My love affair with Apple going back decades made my decision to buy their more recent iOS additions that much easier since they integrate so well. Apple is the only computer company that creates all of its own hardware and software; they control the entire package. Personal computers are a mishmash of parts and pieces from different sources. Hardware from one company, software from another. By contrast, many modern smartphone and computer makers get hardware from one place, and an operating system from another. When you live in the Apple ecosystem, you make a deal with Apple: I’ll pay you, and in exchange, you make sure everything plays nicely together. Google doesn’t seem capable of  providing that kind of tightly integrated experience.

What Apple does best is remember that technology only exists to serve its users, and goes far beyond a list of features and hardware specs.

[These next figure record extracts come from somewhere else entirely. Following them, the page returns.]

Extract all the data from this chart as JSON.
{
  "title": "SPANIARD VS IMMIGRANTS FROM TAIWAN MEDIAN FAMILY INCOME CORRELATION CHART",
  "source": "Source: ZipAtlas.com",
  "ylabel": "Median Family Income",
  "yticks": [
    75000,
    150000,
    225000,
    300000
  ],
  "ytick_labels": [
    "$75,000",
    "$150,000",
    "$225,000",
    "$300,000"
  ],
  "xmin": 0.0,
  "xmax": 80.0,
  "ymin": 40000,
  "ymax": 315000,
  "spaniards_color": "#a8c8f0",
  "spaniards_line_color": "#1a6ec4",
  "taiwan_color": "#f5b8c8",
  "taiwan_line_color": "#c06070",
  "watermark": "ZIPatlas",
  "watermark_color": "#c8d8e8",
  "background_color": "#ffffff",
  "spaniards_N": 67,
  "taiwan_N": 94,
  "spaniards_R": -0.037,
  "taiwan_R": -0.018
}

And that’s why Apple will continue to drive the future of computing, regardless of whether Google and others end up winning the numbers game. Apple has a lot of discerning customers. People who are perfectly well aware of the alternatives, know full well how the prices of competitor products compare and have made a choice to pay a premium price for a superior product. I am one of those people.

I also really like Apple as a company. The reason the products are so good is precisely because Apple has strong values around quality, attention to detail and refusal to compromise. I love the fact that Apple concentrates on doing a small number of things very well, and doesn’t do what most companies in its position would do and slap an Apple logo on everything from baseball caps to cars.

So are you allowed to be patriotic and proud that Apple is an American company? You are damn right you are. No other American company so beautifully manages to garner such worldwide acclaim, fame and envy. No other company encapsulates the American spirit and pride so magnificently. Not only can you feel pride that Apple is an American company, you should feel pride in that fact. Apple has proven that American companies can not only compete with anyone but dominate their market and set the gold standard in quality while still being profitable.